The Trump administration on Tuesday took a major step toward dismantling the U.S. Department of Education by firing roughly half of the agency's workforce, a decision that teachers' unions and other champions of public education said would have devastating consequences for the nation's school system.
The department, now led by billionaire Linda McMahon, moved swiftly, terminating more than 1,300 federal workers on Tuesday including employees at the agency's student aid and civil rights offices.
Sheria Smith, president of AFGE Local 252, which represents Education Department workers, pledged in a statement to "fight these draconian cuts." The union told NPR minutes after the statement was issued that Smith, an attorney with the Education Department's Office for Civil Rights, was laid off.
The Education Department said the mass staffing cuts would affect "nearly 50%" of the agency's workforce and that those impacted "will be placed on administrative leave beginning Friday, March 21st."
In a press release, McMahon declared that the workforce cuts reflect the department's "commitment to efficiency, accountability, and ensuring that resources are directed where they matter most: to students, parents, and teachers."
But critics, including a union that represents more than 3 million education workers nationwide, said the firings underscore the Trump administration's commitment to gutting public education in the interest of billionaires pushing tax cuts and school privatization.
"Trump and Elon Musk have aimed their wrecking ball at public schools and the futures of the 50 million students in rural, suburban, and urban communities across America by dismantling public education to pay for tax handouts for billionaires," said Becky Pringle, president of the National Education Association.
"The real victims will be our most vulnerable students," Pringle added. "Gutting the Department of Education will send class sizes soaring, cut job training programs, make higher education more expensive and out of reach for middle-class families, take away special education services for students with disabilities, and gut student civil rights protections."
"We will not sit by while billionaires like Elon Musk and Linda McMahon tear apart public services piece by piece."
Randi Weingarten, president of the American Federation of Teachers, said in a statement that "denuding an agency so it cannot function effectively is the most cowardly way of dismantling it."

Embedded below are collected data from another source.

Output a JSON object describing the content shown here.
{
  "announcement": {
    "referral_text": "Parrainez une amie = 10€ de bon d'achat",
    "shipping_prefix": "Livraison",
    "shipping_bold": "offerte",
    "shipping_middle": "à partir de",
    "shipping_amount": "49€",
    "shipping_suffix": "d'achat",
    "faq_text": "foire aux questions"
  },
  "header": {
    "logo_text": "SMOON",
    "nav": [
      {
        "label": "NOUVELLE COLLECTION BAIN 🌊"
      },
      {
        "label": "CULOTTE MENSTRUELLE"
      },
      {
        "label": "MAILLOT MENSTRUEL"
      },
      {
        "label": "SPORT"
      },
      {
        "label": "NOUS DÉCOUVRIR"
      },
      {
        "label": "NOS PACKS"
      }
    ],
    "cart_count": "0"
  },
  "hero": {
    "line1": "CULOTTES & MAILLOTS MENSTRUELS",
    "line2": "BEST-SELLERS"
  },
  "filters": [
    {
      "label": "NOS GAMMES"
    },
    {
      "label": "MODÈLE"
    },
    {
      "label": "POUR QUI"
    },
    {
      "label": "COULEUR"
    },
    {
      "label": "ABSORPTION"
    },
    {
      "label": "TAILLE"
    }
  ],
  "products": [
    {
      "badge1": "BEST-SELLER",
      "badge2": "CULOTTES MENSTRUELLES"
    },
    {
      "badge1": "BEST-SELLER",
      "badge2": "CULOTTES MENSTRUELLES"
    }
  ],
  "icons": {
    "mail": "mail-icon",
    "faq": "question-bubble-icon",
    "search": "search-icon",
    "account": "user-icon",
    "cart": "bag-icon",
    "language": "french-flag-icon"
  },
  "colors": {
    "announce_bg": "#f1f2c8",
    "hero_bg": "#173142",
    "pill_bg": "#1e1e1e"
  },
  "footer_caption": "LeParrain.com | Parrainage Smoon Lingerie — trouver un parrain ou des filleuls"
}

"The massive reduction in force at the Education Department is an attack on opportunity that will gut the agency and its ability to support students, throwing federal education programs into chaos across the country," she continued. "This move will directly impact the 90% of students who attend public schools by denying them the resources they need to thrive. That's why Americans squarely oppose eliminating the Education Department. We are urging Congress—and the courts—to step in to ensure all students can maintain access to a high-quality public education."

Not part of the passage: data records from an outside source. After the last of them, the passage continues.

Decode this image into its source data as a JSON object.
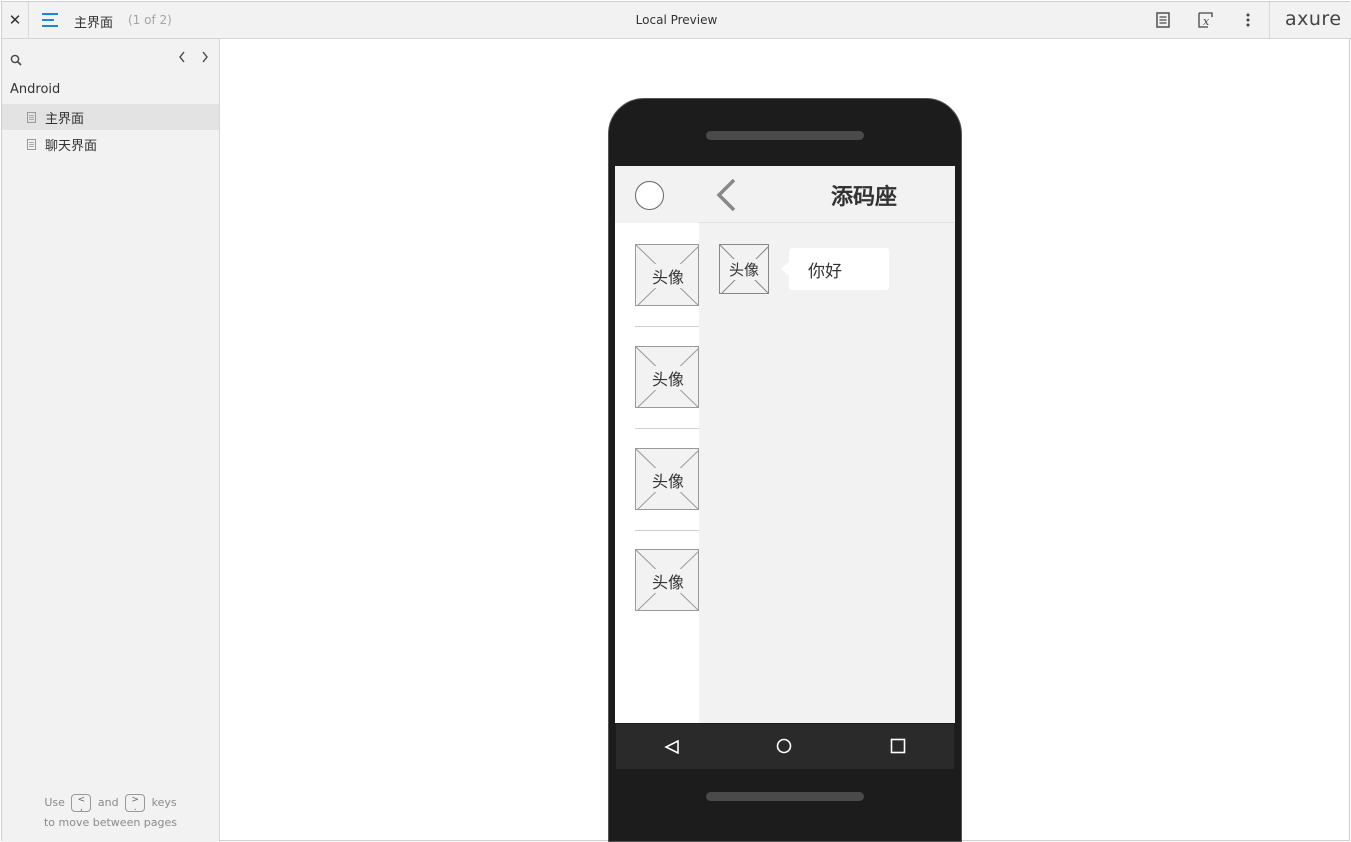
{
  "topbar": {
    "close_icon": "close-icon",
    "menu_icon": "sitemap-menu-icon",
    "page_name": "主界面",
    "page_count": "(1 of 2)",
    "title": "Local Preview",
    "notes_icon": "notes-icon",
    "variables_icon": "variables-icon",
    "more_icon": "more-vertical-icon",
    "logo": "axure"
  },
  "sidebar": {
    "search_icon": "search-icon",
    "folder": "Android",
    "items": [
      {
        "label": "主界面",
        "active": true
      },
      {
        "label": "聊天界面",
        "active": false
      }
    ],
    "hint_use": "Use",
    "hint_and": "and",
    "hint_keys": "keys",
    "hint_line2": "to move between pages",
    "key_prev": "<\n,",
    "key_next": ">\n."
  },
  "phone": {
    "list_avatars": [
      "头像",
      "头像",
      "头像",
      "头像"
    ],
    "chat_title": "添码座",
    "chat_avatar": "头像",
    "message": "你好",
    "nav_icons": [
      "back-triangle-icon",
      "home-circle-icon",
      "recents-square-icon"
    ]
  },
  "colors": {
    "accent": "#1e88d2",
    "toolbar_bg": "#f2f2f2",
    "phone_body": "#1c1c1c"
  }
}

The Education Department purge came days after news broke that President Donald Trump was preparing an executive order aimed at completely shuttering the agency—a move that would legally require congressional approval.
Lee Saunders, president of the American Federation of State, County and Municipal Employees, said late Tuesday that the Education Department firings "are Project 2025 in action, and they have one goal—to make it easier for billionaires and anti-union extremists to give themselves massive tax breaks at the expense of working people."
"Today's announcement from the Department of Education is just the beginning of what's to come," Saunders warned. "These layoffs threaten the well-being and educational opportunities for millions of children across the country and those seeking higher education. The dedicated public service workers at public schools, colleges, and universities deserve better. Elections may have consequences, but we will not sit by while billionaires like Elon Musk and Linda McMahon tear apart public services piece by piece. We will keep speaking out and finding ways to fight back."